Joe Dziemianowicz, New York Theatre Guide : Sinon, la partition est agréable à l’oreille mais générique, avec des plaisirs qui montent rapidement puis s’évanouissent. L’autre problème est que trop de chansons, dirigées par Sheryl Kaller, sont interprétées comme des numéros de bravoure. Tous les moments musicaux n’ont pas besoin d’exploser et d’être flamboyants. Dans les histoires d’intimité, les moments calmes captent l’attention. La lune n’a pas besoin d’être pleine pour que l’on apprécie ses merveilles.
Thom Geier, Culture Sauce : La metteuse en scène Sheryl Kaller crée de beaux tableaux scéniques, utilisant efficacement les décors et projections très colorés de Tal Yarden ainsi que l’éclairage de Robert Wierzel pour recréer la magie de l’alunissage et le tourbillon psychédélique de Woodstock. Mais peu de choses, elle ou la talentueuse Suskauer, peuvent rendre Pearl crédible en héroïne. À la fin, nous ne comprenons pas pourquoi cette femme s’est lancée dans une aventure avec un inconnu, pourquoi elle l’a regretté, ni comment cette expérience a pu la transformer, pour le meilleur ou pour le pire. Son parcours n’est ni un petit pas ni un grand bond, mais occupe un espace vide entre les deux encore inexploré par la NASA.

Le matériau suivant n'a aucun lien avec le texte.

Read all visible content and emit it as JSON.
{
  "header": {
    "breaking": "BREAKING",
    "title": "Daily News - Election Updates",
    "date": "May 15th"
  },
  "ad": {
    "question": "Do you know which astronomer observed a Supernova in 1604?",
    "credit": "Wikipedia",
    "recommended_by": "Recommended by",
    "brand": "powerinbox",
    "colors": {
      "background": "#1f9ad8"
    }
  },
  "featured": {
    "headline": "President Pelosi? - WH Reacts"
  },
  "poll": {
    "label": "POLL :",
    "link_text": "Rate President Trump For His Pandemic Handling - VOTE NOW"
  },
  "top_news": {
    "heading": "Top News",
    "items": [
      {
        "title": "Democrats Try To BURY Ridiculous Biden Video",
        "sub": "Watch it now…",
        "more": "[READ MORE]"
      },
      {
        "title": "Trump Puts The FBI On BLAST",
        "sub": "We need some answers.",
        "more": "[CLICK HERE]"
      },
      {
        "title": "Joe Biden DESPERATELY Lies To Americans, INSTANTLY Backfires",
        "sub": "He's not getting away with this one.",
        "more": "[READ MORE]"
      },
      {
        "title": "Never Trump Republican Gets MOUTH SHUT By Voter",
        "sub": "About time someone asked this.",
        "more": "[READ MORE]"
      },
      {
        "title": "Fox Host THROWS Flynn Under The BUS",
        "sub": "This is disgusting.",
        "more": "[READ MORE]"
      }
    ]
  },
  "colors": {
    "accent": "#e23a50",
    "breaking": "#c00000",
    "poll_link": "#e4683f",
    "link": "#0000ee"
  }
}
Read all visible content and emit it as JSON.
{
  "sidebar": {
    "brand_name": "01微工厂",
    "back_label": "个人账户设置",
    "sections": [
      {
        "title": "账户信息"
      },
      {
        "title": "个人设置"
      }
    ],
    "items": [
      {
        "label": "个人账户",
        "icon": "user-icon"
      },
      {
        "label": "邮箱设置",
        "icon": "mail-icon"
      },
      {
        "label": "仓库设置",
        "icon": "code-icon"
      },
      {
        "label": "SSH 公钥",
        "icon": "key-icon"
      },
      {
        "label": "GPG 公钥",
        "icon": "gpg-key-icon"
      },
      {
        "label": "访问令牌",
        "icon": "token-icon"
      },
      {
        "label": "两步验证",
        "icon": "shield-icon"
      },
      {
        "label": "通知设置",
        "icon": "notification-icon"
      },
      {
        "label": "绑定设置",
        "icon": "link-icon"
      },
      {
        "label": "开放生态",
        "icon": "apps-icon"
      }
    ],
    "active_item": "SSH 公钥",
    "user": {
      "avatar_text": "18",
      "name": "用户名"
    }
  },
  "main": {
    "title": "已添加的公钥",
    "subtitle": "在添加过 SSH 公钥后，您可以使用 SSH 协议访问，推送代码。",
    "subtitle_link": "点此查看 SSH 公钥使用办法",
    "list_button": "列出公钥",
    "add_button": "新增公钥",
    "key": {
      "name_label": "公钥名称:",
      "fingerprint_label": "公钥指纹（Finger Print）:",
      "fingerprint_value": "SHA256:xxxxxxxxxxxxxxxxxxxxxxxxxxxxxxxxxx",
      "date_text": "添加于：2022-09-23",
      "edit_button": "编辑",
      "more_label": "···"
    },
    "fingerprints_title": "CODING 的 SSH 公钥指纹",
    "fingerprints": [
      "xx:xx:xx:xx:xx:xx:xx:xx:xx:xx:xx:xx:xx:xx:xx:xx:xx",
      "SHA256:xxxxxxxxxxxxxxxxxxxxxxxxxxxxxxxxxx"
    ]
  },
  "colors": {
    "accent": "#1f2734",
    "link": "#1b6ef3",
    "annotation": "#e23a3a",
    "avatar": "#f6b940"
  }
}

Jonathan Mandell, New York Theater : On sent dans la comédie musicale une tentative de suggérer une transformation similaire à travers des éléments psychédéliques dans les décors et vidéos de Tal Yarden. Mais je n’ai détecté aucun effort similaire dans la partition. Il y a quelques numéros musicaux joyeusement exagérés que j’ai trouvés franchement agaçants, mais la partition est pour la plupart assez agréable. Comparée aux sons des années 60, toutefois, elle paraît franchement générique.
David Finkle, New York Stage Review : Du début à la fin, il n’y a certainement rien à redire sur la distribution, incluant Tovah Feldshuh qui double la voix de Mrs. Fogler. Sheryl Kaller est la metteuse en scène et avait également dirigé ce que l’on pourrait appeler la pré-création avant la production off-Broadway, lorsque la pièce avait ouvert en 2022 au George Street Playhouse de New Brunswick. (Josh Prince est le chorégraphe compétent, Andy Einhorn le directeur musical et arrangeur efficace.)